"'If you put mbiam on a man and he swears falsely he dies. Oh, he does. I ken it. I've seen it mysel'. There was a man brought up before me in the court and he was charged wi' stealing some plantains. He said he had naught to do with them, so I put mbiam on him, an' still he said he had naught to do wi' them, so I sent him down to Calabar. An' see now. As he was going he stopped the policeman an' laid himself down, because he was sick. An' he died. He died there. I put mbiam on him, an' he knew he had stolen them and died.'
"There was pity in her face for the man she had killed with his own lie, but only pity, no regret."
So well was she succeeding with her mystification that she went on to talk of the hard lot of women and "the puir bairns," and then comes the conclusion:
"'My time's been wasted. The puir bairns. They'd be better dead.'
"Her scarred hands fumbled with her dress, her tired eyes looked out into the blazing tropical sunshine, her lips quivered as she summed up her life's work. 'Failed, failed,' she cried. All that she had hoped, all that she had prayed for, nothing for herself had she ever sought except the power to help these children, and she felt that she had not helped them. They would be better dead….
"But the Commissioner did not think she had failed. Is the victory always to the strong?
"'She has influence and weight,' he said 'she can go where no white man dare go. She can sway the people when we cannot sway them. Because of her they are not so hard on the twins and their mothers as they used to be. No, she has not failed.'"
And so with a reference to Thermopylae, and the Coliseum and Smithfield, the lady litterateur places her in the ranks of the immortal martyrs of the world.
XVII. THE SETTLEMENT BEGUN
This was one of the waiting periods in Mary Slessor's life, which tried her patience and affected her spirits. The mist had fallen upon her path, and the direction was dim and uncertain. She had received what she thought was a call from a distant region up-country, but if she settled far away, what would become of her home for women and girls? She had no clear leading, and she wished the way to be made so plain that there could be no possibility of mistake.

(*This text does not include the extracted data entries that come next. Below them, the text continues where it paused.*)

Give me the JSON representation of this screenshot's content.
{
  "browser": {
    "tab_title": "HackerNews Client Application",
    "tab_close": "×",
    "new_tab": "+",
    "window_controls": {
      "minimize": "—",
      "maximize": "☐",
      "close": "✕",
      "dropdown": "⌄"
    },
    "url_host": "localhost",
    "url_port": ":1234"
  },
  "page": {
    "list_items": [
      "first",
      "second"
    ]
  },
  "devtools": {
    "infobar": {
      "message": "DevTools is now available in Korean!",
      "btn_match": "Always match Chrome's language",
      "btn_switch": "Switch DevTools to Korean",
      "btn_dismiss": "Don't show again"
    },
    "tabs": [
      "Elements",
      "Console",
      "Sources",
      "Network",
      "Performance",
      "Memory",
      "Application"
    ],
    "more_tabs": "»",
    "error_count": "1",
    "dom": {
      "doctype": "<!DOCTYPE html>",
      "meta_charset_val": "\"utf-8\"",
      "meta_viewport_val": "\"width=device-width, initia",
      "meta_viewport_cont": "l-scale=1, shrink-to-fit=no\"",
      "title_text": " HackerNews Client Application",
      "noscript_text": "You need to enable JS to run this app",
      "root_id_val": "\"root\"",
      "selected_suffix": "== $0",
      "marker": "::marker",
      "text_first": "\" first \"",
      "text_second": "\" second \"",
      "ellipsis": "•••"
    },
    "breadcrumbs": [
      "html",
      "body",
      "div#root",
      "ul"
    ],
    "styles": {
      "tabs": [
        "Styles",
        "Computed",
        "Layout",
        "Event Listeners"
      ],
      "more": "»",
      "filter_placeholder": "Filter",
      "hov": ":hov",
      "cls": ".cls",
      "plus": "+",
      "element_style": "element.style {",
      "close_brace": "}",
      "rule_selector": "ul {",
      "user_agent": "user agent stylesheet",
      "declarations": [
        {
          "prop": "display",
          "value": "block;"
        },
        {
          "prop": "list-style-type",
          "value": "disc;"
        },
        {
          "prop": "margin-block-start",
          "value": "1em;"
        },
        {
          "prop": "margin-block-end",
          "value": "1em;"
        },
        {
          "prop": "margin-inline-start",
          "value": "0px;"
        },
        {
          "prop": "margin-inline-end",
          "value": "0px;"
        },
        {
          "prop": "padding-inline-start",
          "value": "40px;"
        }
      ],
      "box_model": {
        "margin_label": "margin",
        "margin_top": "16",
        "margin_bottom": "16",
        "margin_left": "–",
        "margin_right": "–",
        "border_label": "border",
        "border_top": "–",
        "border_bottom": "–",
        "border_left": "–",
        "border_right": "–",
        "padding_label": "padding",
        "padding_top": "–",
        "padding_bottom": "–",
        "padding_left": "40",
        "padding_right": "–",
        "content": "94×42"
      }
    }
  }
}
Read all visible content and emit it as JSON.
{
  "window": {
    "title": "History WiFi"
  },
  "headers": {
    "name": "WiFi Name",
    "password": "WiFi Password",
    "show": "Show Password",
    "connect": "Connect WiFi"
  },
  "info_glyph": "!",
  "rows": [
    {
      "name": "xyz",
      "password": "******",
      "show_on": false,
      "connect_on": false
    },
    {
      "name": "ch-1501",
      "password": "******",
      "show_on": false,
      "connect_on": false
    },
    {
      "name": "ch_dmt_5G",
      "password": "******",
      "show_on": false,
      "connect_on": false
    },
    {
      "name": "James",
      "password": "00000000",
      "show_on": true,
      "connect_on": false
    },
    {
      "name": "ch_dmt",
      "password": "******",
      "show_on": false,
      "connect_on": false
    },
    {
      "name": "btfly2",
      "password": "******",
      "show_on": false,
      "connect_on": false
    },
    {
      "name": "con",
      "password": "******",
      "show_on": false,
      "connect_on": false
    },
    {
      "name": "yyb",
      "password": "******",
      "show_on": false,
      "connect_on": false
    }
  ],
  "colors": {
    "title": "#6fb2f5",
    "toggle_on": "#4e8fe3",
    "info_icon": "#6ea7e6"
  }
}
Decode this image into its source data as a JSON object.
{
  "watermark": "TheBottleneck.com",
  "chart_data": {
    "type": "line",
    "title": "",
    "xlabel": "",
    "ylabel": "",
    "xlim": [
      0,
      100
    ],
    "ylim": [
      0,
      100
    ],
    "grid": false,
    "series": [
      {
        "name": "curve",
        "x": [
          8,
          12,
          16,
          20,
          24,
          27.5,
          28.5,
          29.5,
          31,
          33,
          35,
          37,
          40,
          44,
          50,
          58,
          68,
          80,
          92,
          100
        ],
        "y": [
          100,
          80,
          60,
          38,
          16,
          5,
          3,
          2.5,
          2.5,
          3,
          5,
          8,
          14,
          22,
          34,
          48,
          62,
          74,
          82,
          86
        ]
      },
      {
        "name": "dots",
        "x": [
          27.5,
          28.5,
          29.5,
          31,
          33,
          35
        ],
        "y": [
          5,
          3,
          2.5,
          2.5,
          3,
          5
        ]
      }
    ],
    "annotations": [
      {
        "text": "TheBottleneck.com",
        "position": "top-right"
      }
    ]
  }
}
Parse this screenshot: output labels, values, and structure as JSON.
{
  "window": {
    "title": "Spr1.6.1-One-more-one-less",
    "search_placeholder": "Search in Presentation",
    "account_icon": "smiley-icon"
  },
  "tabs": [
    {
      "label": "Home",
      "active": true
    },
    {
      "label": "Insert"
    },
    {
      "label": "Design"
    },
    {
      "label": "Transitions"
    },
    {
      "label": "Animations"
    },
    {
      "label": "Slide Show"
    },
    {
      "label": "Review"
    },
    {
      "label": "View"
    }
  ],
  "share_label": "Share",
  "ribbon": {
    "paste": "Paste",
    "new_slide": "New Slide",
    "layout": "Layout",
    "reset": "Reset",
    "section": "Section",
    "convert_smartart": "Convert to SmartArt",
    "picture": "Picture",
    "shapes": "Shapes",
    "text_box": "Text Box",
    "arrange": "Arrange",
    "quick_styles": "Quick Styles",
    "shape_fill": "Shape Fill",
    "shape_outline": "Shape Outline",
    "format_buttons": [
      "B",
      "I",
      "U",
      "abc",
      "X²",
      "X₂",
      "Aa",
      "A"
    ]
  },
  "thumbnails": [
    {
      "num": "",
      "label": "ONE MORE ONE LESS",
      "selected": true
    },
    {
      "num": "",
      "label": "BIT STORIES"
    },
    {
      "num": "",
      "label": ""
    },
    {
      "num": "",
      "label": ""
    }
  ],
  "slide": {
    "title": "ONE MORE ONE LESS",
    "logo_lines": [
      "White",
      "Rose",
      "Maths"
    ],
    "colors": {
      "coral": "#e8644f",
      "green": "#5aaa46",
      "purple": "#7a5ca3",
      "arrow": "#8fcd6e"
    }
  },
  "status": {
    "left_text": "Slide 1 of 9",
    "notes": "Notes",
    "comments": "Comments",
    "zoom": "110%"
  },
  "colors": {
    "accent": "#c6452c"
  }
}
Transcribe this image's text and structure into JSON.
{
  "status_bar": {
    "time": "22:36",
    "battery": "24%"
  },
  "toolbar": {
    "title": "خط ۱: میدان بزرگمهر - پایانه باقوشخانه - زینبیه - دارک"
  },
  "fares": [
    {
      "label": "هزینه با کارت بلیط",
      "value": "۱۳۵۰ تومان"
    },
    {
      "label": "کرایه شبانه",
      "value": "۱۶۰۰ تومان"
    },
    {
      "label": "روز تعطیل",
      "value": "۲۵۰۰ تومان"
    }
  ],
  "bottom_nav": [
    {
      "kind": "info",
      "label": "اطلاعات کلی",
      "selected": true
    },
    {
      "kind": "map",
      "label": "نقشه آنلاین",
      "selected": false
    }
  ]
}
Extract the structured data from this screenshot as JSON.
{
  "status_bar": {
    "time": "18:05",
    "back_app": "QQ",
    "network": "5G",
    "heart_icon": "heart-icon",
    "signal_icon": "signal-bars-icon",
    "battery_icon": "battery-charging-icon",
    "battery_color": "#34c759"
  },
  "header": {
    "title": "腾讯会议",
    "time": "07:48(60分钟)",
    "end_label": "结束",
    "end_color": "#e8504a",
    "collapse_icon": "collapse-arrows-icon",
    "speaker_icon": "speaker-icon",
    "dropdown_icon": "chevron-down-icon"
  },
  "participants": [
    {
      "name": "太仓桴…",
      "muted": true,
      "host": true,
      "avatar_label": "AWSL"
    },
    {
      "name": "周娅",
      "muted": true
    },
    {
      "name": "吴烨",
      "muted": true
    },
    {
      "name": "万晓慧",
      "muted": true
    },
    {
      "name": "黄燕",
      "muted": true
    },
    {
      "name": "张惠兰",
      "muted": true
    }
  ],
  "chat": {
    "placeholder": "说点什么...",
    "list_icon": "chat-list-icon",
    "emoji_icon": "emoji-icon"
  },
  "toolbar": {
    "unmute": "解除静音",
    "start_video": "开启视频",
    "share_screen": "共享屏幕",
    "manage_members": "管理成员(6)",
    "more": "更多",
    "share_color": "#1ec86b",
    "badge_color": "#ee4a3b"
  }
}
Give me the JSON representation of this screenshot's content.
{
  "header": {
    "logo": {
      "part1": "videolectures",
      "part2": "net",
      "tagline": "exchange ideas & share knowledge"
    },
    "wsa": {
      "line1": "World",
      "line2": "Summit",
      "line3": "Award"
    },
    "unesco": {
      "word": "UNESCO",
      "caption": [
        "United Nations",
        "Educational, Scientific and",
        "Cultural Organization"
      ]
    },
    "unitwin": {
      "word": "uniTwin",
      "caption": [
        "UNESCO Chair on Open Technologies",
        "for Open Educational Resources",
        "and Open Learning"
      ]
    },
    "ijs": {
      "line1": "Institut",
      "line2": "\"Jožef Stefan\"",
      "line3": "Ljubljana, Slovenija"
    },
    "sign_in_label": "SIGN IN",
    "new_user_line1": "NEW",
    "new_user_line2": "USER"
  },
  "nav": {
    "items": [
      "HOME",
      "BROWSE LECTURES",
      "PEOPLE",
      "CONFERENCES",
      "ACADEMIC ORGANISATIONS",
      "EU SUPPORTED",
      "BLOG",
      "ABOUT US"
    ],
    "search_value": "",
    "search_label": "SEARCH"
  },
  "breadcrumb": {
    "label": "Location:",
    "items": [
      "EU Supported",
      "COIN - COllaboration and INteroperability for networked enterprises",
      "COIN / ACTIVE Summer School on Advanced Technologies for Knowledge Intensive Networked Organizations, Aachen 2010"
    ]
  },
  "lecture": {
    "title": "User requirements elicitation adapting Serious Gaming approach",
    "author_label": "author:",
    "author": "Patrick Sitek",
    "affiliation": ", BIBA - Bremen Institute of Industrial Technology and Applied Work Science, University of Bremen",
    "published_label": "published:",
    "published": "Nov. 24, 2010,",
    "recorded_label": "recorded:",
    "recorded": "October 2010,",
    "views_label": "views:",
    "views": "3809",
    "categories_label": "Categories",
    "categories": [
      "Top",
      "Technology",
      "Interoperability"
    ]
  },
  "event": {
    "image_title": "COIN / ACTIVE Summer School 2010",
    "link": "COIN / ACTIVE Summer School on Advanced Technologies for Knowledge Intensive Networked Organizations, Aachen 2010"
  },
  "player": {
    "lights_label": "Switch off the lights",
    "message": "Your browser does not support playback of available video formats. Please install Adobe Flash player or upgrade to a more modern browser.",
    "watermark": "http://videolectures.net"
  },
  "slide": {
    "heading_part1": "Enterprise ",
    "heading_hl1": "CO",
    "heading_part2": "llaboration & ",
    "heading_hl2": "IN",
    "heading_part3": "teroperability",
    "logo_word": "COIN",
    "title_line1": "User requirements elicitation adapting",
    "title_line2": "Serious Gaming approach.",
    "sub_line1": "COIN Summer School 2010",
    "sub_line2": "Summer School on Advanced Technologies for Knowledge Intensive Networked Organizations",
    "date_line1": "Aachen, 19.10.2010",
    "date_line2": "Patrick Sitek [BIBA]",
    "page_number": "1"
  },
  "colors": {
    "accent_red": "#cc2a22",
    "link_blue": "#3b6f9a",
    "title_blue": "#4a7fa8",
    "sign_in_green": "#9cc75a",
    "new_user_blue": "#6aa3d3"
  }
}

Friends were sending her money, and the Government were urging her to start the Settlement, and promising to take all the products that were grown. "The District Commissioner was here to-day," she wrote. "He wonders how he can help me, has had orders from the Governor to assist me in any way, but the Pillar does not move. I have building material lying here, and have a £10 note from a friend at home for any material I want, but there is no leading towards anything yet…. I am longing for an outlet, but I can't move without guidance." She would not hurry—the matter was not in her hands. God, she was assured, was "softly, softly," working towards a natural solution, and as she was only His instrument, she could afford to wait His time.